We have a long distance to travel ere that goal is reached; but it must be travelled, and it will be reached as soon as a sufficient number of women have been brought to a clear understanding of the true cause of their enslavement, and a determination to endure no longer their condition of political outlawry.

The brave women who are taking so prominent a part in the present great agitation for Parliamentary votes are to be highly congratulated, not only upon their courage, but also upon their wisdom.

They know of numberless other evils which afflict their sex in particular; and of unhappy conditions which women and men have in common. They yearn unspeakably to alter these conditions. They want work for the workless. They would have food given to the children. They want an old-age pension for every aged man and woman. They desire to see accomplished a vast number of reforms of a similar character.
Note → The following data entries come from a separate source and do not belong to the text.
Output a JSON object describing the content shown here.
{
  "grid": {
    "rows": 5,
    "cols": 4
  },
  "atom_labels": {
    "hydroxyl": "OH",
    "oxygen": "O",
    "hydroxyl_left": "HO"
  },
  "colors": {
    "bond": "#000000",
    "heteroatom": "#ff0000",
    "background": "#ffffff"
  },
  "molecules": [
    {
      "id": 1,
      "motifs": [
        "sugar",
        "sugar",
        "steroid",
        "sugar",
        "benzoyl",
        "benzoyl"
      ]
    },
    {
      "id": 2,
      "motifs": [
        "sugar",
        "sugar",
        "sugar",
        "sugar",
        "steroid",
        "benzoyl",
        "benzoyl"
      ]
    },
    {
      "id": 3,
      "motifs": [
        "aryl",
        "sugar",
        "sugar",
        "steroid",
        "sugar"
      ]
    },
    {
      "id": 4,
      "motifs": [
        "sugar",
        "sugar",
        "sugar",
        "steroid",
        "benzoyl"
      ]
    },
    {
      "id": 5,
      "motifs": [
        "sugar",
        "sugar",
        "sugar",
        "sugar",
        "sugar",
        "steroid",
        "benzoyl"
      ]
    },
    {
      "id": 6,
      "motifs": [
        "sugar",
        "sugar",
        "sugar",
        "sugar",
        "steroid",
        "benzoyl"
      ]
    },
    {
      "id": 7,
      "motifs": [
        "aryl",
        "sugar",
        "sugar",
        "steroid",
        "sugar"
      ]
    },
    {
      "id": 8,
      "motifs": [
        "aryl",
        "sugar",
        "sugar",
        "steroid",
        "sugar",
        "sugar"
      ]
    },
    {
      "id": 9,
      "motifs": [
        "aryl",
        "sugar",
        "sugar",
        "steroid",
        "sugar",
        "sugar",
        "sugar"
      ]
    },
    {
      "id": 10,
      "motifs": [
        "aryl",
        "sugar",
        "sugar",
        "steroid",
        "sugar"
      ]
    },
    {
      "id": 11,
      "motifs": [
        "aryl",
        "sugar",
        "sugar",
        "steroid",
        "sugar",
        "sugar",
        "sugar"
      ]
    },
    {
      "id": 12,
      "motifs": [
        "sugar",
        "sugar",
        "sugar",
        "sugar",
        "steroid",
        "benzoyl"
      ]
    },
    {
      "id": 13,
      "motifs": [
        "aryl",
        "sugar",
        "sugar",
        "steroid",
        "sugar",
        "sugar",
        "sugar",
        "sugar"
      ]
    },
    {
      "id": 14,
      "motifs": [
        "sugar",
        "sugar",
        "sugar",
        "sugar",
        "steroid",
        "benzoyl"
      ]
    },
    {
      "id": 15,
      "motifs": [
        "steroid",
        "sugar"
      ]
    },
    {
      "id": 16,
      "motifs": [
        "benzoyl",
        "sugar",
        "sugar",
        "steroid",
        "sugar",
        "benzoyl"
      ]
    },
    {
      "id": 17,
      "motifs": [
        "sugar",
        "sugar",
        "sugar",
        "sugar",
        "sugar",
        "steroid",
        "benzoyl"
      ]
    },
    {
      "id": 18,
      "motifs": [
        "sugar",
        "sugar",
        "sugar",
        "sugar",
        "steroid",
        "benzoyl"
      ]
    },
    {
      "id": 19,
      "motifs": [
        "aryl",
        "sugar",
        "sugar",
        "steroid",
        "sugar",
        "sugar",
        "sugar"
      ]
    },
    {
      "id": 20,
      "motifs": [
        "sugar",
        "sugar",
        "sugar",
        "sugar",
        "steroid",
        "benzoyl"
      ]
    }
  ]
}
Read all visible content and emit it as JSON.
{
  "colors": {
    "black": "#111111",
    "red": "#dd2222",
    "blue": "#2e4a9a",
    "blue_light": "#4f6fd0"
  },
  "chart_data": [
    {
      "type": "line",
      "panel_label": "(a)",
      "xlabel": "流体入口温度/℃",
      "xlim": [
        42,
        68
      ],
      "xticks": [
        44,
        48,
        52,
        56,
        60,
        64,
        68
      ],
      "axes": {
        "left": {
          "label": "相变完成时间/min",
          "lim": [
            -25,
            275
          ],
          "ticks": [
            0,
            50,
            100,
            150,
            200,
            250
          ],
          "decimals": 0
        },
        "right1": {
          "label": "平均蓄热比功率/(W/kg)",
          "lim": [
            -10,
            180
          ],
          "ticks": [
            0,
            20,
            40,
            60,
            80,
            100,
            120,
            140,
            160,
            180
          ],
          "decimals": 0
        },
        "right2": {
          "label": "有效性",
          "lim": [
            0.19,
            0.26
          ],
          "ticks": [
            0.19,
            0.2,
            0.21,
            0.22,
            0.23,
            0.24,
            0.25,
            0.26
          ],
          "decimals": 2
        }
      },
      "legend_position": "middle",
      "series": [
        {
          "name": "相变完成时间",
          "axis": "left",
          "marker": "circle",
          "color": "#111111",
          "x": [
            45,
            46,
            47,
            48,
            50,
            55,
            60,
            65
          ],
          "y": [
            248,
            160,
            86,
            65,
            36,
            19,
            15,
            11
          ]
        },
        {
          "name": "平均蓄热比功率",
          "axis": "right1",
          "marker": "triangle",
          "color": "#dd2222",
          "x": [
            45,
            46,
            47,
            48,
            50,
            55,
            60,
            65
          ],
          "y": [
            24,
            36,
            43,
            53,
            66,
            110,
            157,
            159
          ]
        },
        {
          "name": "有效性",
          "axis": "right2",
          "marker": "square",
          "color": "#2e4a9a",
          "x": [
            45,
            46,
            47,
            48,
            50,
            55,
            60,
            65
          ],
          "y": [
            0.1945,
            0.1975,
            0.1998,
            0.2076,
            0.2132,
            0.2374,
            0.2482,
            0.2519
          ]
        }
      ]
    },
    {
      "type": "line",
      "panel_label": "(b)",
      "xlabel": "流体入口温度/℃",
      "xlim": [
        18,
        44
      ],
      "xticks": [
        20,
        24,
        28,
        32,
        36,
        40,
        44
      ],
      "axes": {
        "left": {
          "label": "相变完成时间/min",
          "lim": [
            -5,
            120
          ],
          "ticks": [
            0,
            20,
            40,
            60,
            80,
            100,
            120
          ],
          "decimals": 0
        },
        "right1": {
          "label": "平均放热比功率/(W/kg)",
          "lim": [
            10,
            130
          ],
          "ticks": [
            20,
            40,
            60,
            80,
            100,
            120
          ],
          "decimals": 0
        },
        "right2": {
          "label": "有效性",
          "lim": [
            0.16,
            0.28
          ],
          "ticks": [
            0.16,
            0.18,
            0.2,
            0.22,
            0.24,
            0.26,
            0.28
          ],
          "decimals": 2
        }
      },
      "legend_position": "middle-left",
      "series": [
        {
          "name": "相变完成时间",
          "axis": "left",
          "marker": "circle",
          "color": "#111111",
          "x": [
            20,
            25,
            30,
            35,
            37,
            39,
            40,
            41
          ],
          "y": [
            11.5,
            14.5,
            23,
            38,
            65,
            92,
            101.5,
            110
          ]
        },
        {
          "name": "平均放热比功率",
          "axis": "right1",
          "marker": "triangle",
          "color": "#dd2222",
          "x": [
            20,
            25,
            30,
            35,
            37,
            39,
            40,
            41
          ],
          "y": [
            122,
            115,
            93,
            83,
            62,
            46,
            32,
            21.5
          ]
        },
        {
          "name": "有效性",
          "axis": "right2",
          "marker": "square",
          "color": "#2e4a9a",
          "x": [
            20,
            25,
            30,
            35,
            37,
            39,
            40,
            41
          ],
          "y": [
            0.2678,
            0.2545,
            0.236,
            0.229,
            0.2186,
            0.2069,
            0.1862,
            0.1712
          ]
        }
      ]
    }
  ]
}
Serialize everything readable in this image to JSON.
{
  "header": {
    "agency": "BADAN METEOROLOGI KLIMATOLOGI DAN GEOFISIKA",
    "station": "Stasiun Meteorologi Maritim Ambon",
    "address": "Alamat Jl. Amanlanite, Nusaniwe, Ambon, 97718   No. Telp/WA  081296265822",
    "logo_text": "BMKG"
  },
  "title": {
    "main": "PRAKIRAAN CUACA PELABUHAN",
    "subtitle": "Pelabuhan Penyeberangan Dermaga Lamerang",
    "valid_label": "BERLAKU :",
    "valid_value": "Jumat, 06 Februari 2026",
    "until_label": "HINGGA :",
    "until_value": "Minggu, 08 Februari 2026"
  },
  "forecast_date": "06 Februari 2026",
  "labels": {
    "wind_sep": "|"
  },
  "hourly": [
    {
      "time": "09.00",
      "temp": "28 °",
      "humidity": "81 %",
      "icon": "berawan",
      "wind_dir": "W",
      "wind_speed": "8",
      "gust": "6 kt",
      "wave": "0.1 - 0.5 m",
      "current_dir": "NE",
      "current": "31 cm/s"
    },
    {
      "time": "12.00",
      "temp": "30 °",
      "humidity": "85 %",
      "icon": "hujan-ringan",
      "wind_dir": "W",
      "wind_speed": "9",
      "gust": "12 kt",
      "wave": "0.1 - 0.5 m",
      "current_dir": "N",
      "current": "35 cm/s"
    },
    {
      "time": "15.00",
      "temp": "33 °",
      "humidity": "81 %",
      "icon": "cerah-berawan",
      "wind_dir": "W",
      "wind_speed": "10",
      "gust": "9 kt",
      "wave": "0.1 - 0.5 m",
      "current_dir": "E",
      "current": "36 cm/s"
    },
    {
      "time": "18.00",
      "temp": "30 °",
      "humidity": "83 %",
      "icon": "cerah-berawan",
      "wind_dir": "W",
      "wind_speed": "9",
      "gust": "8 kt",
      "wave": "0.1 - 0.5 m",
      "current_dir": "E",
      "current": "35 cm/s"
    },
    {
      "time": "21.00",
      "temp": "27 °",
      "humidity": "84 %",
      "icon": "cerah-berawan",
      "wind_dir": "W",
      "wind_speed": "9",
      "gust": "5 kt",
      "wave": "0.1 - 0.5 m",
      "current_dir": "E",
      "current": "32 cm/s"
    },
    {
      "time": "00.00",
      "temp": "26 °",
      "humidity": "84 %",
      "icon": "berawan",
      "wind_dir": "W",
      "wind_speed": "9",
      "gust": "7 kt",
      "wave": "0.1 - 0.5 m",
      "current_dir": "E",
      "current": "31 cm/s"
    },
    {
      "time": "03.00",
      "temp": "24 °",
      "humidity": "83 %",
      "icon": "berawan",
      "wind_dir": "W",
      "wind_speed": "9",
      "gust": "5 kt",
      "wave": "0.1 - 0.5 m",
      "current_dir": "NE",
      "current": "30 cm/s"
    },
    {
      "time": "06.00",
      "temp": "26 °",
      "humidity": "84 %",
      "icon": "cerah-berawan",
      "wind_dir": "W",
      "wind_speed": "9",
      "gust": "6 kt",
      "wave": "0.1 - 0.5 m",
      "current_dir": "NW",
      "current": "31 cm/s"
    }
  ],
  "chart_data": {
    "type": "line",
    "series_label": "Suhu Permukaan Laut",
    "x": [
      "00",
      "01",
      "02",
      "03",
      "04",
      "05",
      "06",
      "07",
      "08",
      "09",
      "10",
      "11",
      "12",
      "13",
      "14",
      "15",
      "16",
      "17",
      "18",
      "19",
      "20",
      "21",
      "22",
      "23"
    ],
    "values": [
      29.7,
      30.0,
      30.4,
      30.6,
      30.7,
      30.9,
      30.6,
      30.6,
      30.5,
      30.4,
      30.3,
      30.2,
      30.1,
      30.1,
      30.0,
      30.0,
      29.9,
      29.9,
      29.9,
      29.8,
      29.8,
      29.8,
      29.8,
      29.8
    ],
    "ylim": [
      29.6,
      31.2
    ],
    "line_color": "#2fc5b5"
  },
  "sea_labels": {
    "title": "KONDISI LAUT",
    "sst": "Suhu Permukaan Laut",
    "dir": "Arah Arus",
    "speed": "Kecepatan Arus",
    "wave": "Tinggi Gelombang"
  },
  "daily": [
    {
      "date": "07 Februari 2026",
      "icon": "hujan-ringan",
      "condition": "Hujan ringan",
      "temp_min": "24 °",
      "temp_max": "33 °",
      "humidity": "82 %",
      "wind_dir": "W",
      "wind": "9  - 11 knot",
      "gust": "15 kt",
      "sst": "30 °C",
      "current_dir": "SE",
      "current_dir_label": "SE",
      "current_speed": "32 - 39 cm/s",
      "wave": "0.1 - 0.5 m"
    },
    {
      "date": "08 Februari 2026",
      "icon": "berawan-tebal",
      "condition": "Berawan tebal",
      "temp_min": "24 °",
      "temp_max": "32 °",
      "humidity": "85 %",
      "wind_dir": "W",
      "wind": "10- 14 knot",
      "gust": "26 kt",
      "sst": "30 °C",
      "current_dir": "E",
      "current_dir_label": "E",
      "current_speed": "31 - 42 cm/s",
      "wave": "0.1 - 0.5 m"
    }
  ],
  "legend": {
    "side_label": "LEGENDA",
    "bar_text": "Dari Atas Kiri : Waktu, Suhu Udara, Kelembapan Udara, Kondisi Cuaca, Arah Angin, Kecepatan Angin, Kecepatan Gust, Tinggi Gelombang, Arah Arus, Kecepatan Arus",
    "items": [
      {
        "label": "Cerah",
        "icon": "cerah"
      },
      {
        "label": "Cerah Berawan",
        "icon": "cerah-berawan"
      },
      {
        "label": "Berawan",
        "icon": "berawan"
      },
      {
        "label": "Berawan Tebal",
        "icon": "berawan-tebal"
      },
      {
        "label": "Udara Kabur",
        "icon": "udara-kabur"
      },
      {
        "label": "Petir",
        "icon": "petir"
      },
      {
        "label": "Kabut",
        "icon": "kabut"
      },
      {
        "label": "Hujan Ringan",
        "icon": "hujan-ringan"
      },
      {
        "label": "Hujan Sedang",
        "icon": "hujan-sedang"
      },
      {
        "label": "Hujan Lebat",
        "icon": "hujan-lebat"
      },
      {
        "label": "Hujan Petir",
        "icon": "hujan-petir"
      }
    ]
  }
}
But for the present they are concentrating upon this one question, to the unthinking a question of minor importance; and they are wise in so doing.

This question is so foundational in its character that upon its satisfactory solution depends the satisfactory solution, ultimately, of all other problems, and in particular, of those bearing intimately and exclusively upon women. If women realised more completely and in greater numbers the real significance of their voteless condition, and the real nature of the opposition to their enfranchisement, the whole question would be taken out of the realm of politics, cease to be a matter of party strife, and the battle would rage round the greatest moral and spiritual problem that has torn asunder the souls of men since the fall of Adam and the coming of Christ.

But this is not fully realised even by the noblest supporters of the cause of women. The real inwardness of the movement is not appreciated by many. A few excitable women, loud and unwomanly, screaming for votes because they cannot have husbands, is the vulgar idea of the vulgar critics of a movement too great for their shallow minds to comprehend.

The movement for women’s votes means to the intelligent woman agitator something far more than its name implies. She appears to be asking for a vote for her own use. In reality she is demanding the raising of the status of a sex. To be deprived of the vote herself would not cause her a single pang, nor cost her a single tear, though she realises sufficiently its tremendous power and importance. The disgrace is not in the voteless condition of women, but it lies in their powerlessness to qualify, in any circumstances, for the elementary right of citizenship, because of an accident of birth.

It is not, at present, the concern of the women as to how many of their sex shall be enfranchised. A new principle has to be declared, a new relationship to be established, between men and women. We say to the men, "You have the power. Make your qualification for citizenship exactly what you please. We cannot interfere whatever you choose to do. We are powerless. But we demand that that which qualifies a man, whatever it may be, shall also qualify a woman. We desire the stain removed from our womanhood. The power of the vote is important, but it is a secondary consideration. Remove the hateful stigma from your mothers, your wives, and your daughters, which places the noblest and the best of them in a lower position than the most uncultured and immoral specimen of the male sex who pays his rates and taxes."

On these lines must the Socialist woman of the present agitate, in and out of season, if she be true to her Socialist principle of equality. Not turned aside by arguments of expediency, nor frightened of the consequences upon legislation of middle-class and aristocratic women’s votes, but determined to be just in all things, she will go on, in spite of sneers and calumnies, fighting for her oppressed sisters of all classes. And as certainly as that to-morrow’s sun will rise, so surely will the end prove to the advocates of expediency before justice that it is always expedient to be just.